Eucithara striatella

Scientific classification
- Domain: Eukaryota
- Kingdom: Animalia
- Phylum: Mollusca
- Class: Gastropoda
- Subclass: Caenogastropoda
- Order: Neogastropoda
- Superfamily: Conoidea
- Family: Mangeliidae
- Genus: Eucithara
- Species: E. striatella
- Binomial name: Eucithara striatella (E. A. Smith, 1884)
- Synonyms: Cithara striatella E. A. Smith, 1884 (original combination); Cythara striatella Melvill, 1917;

= Eucithara striatella =

- Authority: (E. A. Smith, 1884)
- Synonyms: Cithara striatella E. A. Smith, 1884 (original combination), Cythara striatella Melvill, 1917

Species of gastropod

Eucithara striatella is a small sea snail, a marine gastropod mollusk in the family Mangeliidae.

==Description==
The length of the shell attains 13.8 mm, its diameter 5.1 mm.

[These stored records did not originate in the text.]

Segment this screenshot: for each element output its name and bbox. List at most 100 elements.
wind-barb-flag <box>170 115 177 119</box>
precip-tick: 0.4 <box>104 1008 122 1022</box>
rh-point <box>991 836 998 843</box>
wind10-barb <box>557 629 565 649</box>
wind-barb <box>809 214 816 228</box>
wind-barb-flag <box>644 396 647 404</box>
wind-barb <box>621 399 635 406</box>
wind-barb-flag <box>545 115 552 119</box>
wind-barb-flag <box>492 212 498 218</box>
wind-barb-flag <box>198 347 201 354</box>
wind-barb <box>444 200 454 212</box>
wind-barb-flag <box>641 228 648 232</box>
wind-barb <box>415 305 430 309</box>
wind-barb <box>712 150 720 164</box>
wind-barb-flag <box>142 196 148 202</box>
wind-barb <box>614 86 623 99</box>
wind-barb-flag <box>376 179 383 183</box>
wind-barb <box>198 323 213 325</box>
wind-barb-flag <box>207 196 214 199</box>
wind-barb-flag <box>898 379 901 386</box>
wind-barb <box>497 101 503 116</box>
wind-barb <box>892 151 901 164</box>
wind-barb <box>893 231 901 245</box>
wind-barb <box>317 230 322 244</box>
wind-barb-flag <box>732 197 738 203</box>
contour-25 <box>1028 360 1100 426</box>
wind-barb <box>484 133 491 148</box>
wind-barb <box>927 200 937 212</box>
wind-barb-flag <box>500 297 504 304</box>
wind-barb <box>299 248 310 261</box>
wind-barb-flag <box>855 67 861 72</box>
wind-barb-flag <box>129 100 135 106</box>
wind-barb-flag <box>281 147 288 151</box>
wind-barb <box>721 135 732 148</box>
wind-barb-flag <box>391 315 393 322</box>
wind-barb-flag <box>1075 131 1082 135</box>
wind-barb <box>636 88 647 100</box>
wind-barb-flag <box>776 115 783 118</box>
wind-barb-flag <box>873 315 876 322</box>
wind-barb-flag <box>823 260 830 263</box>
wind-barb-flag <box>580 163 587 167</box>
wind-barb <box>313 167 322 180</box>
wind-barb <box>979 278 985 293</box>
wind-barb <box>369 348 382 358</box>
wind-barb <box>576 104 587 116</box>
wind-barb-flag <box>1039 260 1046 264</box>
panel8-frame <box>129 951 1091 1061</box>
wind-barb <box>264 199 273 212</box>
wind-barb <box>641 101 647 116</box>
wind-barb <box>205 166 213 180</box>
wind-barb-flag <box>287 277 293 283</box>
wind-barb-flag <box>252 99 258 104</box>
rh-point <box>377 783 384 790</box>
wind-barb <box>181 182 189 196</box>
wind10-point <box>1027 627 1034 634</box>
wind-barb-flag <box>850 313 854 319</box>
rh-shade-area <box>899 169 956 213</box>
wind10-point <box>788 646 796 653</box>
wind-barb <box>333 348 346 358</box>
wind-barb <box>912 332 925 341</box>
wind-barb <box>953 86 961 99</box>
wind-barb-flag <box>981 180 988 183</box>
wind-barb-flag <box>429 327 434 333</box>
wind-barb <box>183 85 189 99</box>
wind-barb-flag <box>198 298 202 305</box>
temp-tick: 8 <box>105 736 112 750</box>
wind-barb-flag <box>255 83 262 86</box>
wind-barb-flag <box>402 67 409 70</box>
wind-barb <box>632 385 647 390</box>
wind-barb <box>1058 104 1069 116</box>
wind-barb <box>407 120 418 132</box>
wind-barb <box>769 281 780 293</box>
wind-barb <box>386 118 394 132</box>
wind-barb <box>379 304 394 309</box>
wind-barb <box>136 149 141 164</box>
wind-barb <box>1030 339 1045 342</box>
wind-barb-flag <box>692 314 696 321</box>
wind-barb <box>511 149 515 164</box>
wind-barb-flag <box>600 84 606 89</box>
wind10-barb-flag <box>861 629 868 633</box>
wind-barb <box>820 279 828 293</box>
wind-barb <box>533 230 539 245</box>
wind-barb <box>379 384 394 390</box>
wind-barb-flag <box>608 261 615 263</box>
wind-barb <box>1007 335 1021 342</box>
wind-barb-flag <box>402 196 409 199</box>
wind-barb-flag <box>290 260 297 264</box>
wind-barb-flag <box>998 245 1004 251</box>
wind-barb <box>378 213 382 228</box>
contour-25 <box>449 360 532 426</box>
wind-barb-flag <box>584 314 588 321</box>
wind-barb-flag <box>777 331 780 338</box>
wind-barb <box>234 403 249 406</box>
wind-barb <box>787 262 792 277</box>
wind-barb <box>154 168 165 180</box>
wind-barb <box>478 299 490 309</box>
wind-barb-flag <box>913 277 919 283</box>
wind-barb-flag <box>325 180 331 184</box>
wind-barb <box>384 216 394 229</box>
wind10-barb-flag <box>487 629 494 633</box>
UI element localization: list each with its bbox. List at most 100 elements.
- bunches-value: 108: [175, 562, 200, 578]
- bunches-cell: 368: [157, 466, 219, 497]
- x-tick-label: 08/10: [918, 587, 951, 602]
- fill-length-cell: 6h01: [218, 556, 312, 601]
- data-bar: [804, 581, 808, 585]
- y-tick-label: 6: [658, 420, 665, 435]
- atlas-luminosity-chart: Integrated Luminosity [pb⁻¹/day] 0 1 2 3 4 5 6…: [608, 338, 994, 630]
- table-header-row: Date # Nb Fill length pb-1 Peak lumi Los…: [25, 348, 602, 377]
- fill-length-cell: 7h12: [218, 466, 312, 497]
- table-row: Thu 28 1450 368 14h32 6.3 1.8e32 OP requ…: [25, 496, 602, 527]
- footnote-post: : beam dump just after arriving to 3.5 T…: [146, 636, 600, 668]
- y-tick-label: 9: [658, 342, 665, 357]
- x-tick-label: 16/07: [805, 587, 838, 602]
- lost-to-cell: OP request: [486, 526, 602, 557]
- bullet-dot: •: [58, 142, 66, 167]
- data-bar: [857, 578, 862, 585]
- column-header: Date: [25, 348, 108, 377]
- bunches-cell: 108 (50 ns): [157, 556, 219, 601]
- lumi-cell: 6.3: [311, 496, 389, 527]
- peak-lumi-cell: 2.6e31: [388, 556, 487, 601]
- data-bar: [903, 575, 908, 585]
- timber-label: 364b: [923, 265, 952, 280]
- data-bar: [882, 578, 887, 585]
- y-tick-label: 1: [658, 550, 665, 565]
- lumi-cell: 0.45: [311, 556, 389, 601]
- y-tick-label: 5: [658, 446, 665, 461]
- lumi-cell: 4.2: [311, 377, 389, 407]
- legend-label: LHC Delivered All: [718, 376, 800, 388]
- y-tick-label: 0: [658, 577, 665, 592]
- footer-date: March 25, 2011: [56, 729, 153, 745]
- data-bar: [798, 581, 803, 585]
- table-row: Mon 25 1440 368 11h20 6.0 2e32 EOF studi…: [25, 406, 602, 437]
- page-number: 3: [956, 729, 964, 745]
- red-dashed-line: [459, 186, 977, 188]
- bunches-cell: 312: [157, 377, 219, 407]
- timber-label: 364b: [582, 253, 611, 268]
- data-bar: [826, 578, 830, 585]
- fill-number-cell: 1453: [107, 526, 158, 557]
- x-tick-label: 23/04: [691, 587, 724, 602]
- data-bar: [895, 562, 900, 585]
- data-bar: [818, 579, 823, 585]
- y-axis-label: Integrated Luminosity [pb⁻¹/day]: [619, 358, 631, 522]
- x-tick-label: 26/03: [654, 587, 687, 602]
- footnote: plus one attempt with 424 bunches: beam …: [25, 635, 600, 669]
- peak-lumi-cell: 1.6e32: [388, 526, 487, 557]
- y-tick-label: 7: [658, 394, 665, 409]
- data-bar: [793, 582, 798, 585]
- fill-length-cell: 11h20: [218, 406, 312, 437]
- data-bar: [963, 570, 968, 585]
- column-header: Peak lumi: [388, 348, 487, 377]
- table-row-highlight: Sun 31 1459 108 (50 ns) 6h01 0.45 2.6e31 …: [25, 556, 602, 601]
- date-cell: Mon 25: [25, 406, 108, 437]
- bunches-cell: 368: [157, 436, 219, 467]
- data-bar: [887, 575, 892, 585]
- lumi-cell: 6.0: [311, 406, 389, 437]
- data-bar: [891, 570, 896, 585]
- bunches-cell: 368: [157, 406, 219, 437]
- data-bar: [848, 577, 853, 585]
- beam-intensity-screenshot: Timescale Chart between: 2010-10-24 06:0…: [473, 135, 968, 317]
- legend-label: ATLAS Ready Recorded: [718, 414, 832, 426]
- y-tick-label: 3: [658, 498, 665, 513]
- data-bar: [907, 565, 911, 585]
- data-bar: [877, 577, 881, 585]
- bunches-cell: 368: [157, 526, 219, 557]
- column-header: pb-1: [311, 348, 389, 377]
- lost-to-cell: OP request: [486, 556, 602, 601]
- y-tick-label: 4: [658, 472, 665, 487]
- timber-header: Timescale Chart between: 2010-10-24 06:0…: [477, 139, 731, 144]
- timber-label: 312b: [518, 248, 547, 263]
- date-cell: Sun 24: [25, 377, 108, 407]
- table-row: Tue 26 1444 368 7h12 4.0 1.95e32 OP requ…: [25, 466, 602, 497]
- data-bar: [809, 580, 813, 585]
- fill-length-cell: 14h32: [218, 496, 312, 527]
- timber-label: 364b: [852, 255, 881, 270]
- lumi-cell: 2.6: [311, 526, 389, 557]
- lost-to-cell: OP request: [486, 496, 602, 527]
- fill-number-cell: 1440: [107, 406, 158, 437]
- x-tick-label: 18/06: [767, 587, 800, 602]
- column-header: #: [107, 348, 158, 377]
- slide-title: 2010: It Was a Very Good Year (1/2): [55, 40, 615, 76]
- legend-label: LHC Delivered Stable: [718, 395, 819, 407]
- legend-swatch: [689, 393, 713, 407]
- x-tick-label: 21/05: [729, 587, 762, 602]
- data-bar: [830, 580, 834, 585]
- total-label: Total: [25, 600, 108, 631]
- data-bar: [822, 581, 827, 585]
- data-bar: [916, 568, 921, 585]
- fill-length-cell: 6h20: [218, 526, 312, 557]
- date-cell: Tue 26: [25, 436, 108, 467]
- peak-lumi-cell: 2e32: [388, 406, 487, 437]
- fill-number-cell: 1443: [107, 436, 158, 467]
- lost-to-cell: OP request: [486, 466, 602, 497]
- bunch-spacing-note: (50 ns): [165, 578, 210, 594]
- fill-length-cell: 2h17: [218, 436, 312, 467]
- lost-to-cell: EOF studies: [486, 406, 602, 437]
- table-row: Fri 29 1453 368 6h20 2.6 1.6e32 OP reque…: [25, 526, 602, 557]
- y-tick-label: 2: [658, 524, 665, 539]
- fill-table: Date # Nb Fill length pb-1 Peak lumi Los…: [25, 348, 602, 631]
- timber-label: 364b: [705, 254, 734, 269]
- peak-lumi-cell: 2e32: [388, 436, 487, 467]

The uniform white shell has an oblong-fusiform shape with a narrow base. It contains 7 whorls, of which two smooth conical whorls in the protoconch. The rest are strongly convex with a shallow suture. The 7 axial ribs are high, strong and compressed and are narrower than the intervals, not becoming weak below suture. The ribs are crossed by fine, flattened striae. The inner lip is smooth or with small denticles or weak ridges. The ovate aperture is narrow and measures about half the total length. The columella is straight and shows a few transverse folds. The outer lip is incrassate with 11-12 short plicae. There is massive varix on the body whorl. The wide siphonal canal is short and straight.

==Distribution==
This marine species occurs from the Persian Gulf to southern Mozambique.